How big is OSM? Estimating the size of OpenStreetMap’s history

In this blog post we report a small study on the size of the OpenStreetMap history data set, which we carried out in the context of developing the OSHDB. We estimated the size of OSM’s history in terms of raw data as it would be represented in a systems programming language such as C or Rust. We were interested in the raw amount of space the data would occupy, i.e., without the overhead of general purpose data formats like XML and without employing data compression that would lead to a computational overhead.

This size estimate gives us

  1. an estimation of the hardware resources required to store and process the full OSM history;
  2. a base reference to which we can compare our efforts of representing the data more compactly.

Overall Methodology and Results

We first defined systems-level data structures for the OSM data objects changeset, member, nd (node reference), node, relation, tag and way. We calculated the size of these data structures and multiplied them with the counts of corresponding XML elements in the OSM history dump. The results are presented in the following table.

Table 1: Number of XML elements, size of data structures and total data size (reported on the full history planet XML file downloaded on 2018-08-08).

XML element name data structure
size (bytes)
XML element count OSM history
size (bytes)
changeset 65 61,149,797 3,974,736,805
member 13 2,127,505,107 27,657,566,391
nd 8 14,537,932,143 116,303,457,144
node 49 7,024,909,604 400,419,847,428
relation 32 24,631,930 1,379,388,080
tag 16 4,861,971,375 77,791,542,000
way 32 957,849,585 47,892,479,250
total size 675,419,017,098
variant 603,352,497,027
compressed XML 111,691,457,431
uncompressed XML 2,001,921,015,360

In Table 1, one immediately sees that the nodes consume more space than the rest of the data, with the way’s node references coming second. Overall, OSM’s history occupies between 600 GB and 700 GB, which is roughly 6 times the size of the compressed XML (or 10 times the .pbf) and 1/3 of the uncompressed XML. This estimate does not include the concrete string representations of the tags which we represent by unsigned integer IDs. To our experience, these strings take less than 1% of the total size of the data and, hence, are not a major factor of our estimate.

The raw data structures have been designed to closely represent the XML data structure. That is, there is still some room for space optimizations. We could leave out the redundant user id stored at each node, way and relation because it is also stored in the corresponding changeset. Further, we could store the the visibility-bit in the highest bit of the version number, instead of representing it as an otherwise unused byte. With these two simple optimizations we could save 9 bytes per node, way and relation, which results in the total size reported as “variant”. With the current number of tag keys and tag values, we could also halve the size of the tag data structure, which would save another 38GB.

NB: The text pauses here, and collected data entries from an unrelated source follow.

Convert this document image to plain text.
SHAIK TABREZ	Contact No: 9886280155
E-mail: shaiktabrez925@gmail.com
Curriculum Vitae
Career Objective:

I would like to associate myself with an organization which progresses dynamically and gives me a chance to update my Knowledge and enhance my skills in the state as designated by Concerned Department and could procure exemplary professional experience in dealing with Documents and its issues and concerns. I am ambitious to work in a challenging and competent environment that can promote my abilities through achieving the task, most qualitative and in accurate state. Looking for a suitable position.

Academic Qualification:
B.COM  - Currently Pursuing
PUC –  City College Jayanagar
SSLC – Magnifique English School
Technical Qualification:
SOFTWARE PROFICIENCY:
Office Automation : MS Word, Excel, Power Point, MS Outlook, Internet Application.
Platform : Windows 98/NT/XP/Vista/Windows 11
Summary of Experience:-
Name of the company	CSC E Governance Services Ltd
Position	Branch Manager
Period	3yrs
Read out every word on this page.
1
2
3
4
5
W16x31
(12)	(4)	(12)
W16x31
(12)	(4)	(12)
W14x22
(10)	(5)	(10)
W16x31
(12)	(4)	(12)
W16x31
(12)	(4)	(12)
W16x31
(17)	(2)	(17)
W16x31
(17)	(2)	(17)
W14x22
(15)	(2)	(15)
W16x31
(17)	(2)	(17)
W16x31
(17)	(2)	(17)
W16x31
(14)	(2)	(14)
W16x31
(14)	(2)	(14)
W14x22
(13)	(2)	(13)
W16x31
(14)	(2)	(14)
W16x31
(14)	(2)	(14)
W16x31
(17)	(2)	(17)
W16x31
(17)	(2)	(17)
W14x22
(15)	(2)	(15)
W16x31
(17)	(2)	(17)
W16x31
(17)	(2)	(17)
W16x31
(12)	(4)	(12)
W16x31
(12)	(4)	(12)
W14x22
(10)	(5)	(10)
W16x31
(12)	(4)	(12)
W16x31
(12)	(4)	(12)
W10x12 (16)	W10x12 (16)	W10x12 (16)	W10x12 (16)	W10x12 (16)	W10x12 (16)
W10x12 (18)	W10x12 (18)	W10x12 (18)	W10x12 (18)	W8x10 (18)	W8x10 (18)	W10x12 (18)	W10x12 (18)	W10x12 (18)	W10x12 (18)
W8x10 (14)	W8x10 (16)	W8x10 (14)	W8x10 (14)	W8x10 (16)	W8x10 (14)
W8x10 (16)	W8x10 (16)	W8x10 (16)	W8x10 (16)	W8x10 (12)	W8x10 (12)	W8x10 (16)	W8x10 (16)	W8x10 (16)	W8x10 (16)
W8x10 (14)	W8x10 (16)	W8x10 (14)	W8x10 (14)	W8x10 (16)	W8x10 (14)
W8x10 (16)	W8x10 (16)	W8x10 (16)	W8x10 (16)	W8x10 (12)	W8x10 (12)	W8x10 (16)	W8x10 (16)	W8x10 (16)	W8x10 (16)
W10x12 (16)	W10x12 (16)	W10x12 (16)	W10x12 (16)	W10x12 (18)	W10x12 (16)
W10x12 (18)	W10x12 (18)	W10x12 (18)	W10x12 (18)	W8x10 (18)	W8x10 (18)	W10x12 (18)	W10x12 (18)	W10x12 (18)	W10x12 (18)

Concerning question (1), the hardware resources, this result is quite promising. As the above numbers report only the raw data size, we would have to add some indices to make effective use of the data. However, assuming the indices to be smaller than the data itself, the data would still fit into less than 1TB. In the era of TB SSD hard drives this is not too big.

Technical Details

For the technically interested reader, the remainder of this blog post discusses the detailed layout of the data structures and how we computed the above numbers. Recall that our goal is to estimate the size of OSM’s history if we would store it in plain old data structures. This shall serve us as a baseline for evaluating our effort in finding more compact representations.

Data Model

We describe the data structures with a notation roughly borrowed from Rust in order to easily compute the size of the data structures. That is, we use types like u64 denoting an 64-bit unsigned integer or i32 denoting a 32-bit signed integer, which consume 8 and 4 bytes respectively. A type in square brackets denotes an array of objects of the given type. The data structures closely follow OSM’s XML format, so there is not much to explain here. The comment in the first line of each structure reports the total size of the data structure not including the arrays because the latter will be counted separately.

changeset { // 65 bytes
  id: u64,
  creation_time: time64,
  closing_time: time64,
  open: bool,
  user_id: u64,
  min_lon: i32,
  min_lat: i32,
  max_lon: i32,
  max_lat: i32,
  num_changes: u32, // with current limit of 10000, u16 would suffice here
  comments_count: u32,
  tags_count: u64,
  tags: [tag],
}

node { // 57 bytes
  id: u64,
  lat: i32,
  lon: i32,
  version: u64,
  timestamp: time64,
  changeset: u64,
  user_id: u64,
  visible: bool,
  tags_count: u64,
  tags: [tag],
}

member { // 13 bytes
  type: u8,
  reference: u64,
  role: u32,
}

relation { // 56 bytes
  id: u64,
  version: u64,
  timestamp: time64,
  changeset: u64,
  user_id: u64,
  visible: bool,
  members_count: u64,
  members: [member],
  tags_count: u64,
  tags: [tag],
}

tag { // 16 bytes (maybe 2x u32 = 8 bytes are sufficient here)
  key: u64,
  value: u64,
}

way { // 42 bytes
  id: u64,
  version: u64,
  timestamp: time64,
  changeset: u64,
  user_id: u64,
  visible: bool,
  nodes_count: u16,
  nodes: [u64],     // node ids
  tags_count: u64,
  tags: [tag],
}

Computing the Estimates

The next step was to compute the size of the full history planet XML file. The size of the compressed XML file was easily read from the file system. Because the uncompressed XML file would not fit on the hard disk of the employed machine, we went by running lbzcat history-latest.osm.bz2 | wc -c for computing the size of the uncompressed XML.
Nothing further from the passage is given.